For those sufficiently long in the tooth to recall the existential movement in psychotherapy of a half century ago, DBT as set forth by these authors, by McKay and by van Dijk is something "method existentialism." It's a just-do-it mechanization of the artful approaches of Aldous Huxley, Ronald D. Laing, Irvin Yallom, Frits & Laura Perls, Alan Watts, Richard Alpert, Nathaniel Branden and Stewart Emery. One can learn how to do noticing, observing, accepting, owning and just hanging out with life on life's actual terms by using the techniques of mindfulness, distress tolerance, emotion regulation and interpersonal effectiveness.
For those exposed to Wilson & Smith's 12 Step method, DBT is something like Steps 1, 3, 4, 6, 7, 10 and 11 on steroids, but that go down very easily. The "inventory" is No Big Deal when you've got a head full of DBT. Most of the blanks Bill and Bob couldn't possibly have recognized in the late 1930s -- nor that recovering smack addict Jimmy Kannon could have known about in the 1950s -- are filled in here.

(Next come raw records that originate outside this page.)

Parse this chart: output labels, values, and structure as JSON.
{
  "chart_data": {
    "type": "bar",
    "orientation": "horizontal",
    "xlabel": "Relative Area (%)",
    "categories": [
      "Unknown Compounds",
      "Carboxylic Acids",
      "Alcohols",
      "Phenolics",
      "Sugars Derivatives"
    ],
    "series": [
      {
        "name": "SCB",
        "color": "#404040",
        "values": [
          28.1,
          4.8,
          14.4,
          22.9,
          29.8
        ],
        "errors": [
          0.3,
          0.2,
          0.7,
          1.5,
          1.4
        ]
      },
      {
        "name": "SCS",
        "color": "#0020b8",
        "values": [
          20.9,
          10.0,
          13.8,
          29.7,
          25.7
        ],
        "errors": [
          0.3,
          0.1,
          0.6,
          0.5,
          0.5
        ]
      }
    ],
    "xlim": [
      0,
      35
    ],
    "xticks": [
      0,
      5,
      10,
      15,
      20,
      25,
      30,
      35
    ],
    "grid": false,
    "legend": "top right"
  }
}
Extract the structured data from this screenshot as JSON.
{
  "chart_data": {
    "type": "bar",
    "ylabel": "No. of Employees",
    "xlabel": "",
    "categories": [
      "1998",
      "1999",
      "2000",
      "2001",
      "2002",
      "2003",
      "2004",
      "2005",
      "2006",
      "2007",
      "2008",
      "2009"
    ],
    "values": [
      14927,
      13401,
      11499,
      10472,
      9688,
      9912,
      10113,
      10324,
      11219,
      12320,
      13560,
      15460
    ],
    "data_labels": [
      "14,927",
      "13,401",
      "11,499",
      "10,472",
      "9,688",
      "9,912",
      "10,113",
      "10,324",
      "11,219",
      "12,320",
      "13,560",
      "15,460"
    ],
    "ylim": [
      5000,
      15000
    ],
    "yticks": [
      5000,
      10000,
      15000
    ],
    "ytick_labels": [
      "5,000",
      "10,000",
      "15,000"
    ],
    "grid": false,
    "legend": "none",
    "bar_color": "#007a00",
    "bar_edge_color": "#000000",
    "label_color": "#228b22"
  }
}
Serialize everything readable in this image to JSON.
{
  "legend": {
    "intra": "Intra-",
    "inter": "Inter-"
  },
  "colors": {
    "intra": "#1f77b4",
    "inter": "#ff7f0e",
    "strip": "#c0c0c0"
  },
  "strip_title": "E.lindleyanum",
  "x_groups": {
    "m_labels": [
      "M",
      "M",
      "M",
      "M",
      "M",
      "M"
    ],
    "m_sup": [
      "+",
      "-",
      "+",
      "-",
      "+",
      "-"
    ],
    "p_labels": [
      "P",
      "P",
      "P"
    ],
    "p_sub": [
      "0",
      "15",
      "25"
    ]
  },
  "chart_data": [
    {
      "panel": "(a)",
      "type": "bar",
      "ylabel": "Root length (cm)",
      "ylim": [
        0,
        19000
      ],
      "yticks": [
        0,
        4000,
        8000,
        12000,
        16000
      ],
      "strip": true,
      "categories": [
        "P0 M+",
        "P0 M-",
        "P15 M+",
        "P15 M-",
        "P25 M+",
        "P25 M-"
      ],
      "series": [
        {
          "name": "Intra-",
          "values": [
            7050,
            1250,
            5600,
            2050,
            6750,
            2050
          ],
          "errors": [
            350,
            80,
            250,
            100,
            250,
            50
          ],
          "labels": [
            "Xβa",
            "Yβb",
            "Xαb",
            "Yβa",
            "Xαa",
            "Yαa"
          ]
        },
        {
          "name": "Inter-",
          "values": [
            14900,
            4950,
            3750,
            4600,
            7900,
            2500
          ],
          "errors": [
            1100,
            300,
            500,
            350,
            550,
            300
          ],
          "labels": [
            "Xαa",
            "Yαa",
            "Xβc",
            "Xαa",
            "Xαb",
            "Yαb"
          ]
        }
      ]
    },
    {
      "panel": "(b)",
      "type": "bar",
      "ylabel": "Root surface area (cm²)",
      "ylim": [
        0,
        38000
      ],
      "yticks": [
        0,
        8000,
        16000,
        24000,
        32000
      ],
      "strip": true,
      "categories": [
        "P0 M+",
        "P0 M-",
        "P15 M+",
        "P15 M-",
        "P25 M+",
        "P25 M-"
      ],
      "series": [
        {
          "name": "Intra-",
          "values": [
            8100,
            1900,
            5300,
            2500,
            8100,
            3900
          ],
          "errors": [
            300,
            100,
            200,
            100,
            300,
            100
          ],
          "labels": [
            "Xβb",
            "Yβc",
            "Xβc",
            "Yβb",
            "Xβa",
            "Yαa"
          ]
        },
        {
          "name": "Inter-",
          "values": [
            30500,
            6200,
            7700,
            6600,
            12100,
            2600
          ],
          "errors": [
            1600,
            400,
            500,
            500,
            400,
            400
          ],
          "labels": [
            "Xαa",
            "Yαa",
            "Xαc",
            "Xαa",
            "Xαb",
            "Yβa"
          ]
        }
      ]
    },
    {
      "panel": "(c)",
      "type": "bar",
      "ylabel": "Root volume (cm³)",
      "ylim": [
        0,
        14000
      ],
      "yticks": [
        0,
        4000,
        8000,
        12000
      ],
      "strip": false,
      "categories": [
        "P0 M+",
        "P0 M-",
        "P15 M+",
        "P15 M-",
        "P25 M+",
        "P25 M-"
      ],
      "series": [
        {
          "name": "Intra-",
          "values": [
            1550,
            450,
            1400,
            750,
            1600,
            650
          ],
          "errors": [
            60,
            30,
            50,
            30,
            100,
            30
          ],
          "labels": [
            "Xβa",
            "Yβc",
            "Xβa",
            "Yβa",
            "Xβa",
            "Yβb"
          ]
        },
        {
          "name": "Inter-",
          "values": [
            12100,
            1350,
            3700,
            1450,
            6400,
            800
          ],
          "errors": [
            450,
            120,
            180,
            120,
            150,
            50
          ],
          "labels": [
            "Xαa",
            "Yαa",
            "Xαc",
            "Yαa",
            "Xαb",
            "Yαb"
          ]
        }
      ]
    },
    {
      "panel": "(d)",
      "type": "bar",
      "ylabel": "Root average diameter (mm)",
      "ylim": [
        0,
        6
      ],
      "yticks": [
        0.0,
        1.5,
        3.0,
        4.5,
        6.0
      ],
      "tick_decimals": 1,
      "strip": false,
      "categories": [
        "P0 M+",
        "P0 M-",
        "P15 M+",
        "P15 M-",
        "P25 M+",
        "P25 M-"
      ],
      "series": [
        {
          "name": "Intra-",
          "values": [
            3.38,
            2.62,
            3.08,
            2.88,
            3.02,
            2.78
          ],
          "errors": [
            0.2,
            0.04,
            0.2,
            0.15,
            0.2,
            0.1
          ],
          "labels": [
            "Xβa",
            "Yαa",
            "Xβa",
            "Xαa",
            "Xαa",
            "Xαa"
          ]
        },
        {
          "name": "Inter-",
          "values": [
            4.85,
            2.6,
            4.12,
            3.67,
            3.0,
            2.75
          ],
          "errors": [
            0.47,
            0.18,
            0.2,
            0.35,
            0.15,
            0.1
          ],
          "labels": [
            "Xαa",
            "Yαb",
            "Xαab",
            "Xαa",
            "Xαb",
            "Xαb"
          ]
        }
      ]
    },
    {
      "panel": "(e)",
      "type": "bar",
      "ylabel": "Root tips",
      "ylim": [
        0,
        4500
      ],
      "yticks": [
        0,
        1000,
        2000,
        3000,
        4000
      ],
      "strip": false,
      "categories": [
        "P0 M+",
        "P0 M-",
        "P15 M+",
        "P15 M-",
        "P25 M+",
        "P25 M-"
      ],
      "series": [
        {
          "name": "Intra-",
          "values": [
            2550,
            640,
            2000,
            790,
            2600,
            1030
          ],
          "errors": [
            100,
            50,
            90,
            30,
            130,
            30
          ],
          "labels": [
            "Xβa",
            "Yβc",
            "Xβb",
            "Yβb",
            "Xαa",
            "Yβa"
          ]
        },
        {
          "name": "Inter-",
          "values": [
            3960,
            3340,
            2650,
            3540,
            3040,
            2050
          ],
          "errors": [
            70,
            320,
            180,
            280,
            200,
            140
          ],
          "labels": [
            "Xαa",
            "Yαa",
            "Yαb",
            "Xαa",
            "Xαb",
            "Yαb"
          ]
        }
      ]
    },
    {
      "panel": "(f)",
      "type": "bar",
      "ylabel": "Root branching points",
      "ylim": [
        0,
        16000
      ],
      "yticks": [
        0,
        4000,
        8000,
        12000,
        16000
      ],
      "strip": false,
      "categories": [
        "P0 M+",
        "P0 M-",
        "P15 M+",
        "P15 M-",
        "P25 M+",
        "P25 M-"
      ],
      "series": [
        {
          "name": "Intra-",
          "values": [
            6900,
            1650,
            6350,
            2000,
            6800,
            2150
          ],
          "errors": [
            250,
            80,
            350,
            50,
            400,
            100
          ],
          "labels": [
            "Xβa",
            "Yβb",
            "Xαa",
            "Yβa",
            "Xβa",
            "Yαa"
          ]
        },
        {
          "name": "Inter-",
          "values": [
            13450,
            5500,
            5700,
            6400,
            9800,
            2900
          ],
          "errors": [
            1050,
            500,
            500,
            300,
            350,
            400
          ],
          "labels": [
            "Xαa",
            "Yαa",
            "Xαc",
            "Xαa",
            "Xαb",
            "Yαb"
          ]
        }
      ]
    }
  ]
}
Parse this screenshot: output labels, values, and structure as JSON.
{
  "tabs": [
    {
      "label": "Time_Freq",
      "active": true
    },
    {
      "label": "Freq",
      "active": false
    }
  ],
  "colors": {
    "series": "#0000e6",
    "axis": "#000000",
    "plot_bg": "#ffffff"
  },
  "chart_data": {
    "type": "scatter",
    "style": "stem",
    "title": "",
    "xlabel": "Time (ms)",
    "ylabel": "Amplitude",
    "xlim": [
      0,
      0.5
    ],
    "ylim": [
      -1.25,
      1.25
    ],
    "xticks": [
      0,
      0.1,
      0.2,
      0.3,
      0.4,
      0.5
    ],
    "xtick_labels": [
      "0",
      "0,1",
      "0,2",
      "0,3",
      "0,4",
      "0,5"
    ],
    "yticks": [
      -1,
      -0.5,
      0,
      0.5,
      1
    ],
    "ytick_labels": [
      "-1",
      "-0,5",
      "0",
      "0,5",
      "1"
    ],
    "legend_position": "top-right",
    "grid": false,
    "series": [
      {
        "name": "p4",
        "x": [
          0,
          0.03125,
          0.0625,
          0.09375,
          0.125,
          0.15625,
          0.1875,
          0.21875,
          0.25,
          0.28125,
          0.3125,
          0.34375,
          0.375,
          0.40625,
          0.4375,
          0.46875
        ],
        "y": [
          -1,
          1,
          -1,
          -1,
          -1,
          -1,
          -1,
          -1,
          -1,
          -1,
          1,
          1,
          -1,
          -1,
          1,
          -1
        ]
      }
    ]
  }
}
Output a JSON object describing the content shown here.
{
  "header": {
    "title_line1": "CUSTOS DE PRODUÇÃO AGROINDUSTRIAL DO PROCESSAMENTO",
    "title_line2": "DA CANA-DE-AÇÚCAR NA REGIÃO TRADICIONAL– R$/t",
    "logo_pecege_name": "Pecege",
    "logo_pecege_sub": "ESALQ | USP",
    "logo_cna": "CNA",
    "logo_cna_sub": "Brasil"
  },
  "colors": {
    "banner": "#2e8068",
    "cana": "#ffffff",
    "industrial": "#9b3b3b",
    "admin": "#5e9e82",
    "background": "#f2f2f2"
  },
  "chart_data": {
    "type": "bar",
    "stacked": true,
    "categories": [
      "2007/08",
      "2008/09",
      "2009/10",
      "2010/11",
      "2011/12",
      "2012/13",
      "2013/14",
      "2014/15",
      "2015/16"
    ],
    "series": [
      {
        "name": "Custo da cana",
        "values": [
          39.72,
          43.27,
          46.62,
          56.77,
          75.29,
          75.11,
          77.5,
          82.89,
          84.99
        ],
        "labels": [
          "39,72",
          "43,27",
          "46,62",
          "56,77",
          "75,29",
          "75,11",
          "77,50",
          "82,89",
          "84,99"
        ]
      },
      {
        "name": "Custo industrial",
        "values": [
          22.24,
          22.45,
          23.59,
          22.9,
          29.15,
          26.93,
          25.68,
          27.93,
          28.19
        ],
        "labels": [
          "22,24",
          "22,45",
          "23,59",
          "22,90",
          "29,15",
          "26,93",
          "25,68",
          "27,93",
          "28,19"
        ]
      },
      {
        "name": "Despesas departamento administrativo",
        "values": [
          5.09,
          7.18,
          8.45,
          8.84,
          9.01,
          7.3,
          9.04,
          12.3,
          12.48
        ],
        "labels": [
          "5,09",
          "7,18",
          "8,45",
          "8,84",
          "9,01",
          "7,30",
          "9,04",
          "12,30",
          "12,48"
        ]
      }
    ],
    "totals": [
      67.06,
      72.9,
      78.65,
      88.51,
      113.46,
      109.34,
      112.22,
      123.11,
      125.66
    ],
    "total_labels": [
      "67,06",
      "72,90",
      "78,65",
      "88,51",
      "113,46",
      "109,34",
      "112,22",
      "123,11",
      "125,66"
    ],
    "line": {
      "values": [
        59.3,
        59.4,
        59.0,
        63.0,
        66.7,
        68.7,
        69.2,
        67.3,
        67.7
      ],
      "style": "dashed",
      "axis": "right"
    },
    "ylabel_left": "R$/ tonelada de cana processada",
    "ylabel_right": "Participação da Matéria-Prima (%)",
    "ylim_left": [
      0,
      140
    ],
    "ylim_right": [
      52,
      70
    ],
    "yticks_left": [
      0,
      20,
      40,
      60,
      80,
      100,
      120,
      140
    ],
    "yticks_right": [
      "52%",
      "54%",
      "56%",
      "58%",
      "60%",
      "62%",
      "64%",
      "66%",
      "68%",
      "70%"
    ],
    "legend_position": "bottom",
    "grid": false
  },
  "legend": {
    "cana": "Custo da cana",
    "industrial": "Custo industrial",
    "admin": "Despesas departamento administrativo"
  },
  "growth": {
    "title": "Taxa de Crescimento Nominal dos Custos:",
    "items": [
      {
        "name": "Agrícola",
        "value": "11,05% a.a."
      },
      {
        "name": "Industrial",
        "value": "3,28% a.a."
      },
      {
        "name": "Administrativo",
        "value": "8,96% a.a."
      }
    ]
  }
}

For those who've tried Eckhart Tolle, Arthur Deikman, S. N. Goenka, Joel Kramer or Jiddu Krishnamurti and found them hopeful but just out of reach, a workbook like this one will pretty surely provide the bridge over the troubled waters if one leaves nothing out. The Power of Now, The Observing Self, The Art of Living, The Passionate Mind and The First & Last Freedom are in the "grail" league. But for many raised on TV and pop cult-ure, the dots are not quite close enough, and the methods are not sufficiently spelled out. Dig through this and/or one or two of the other NH workbooks mentioned here, and reading the "great books" is like riding down a waterslide. I am not kidding.
Moreover, read Tolle, Deikman, Goenka, Kramer or the Grand Old Man himself after working two or three of these, and you'll find yourself on the "rocket to the fourth dimension" Bill Wilson spoke of in Alcoholics Anonymous. TDBTSW4A is Door everyone would do well to walk through.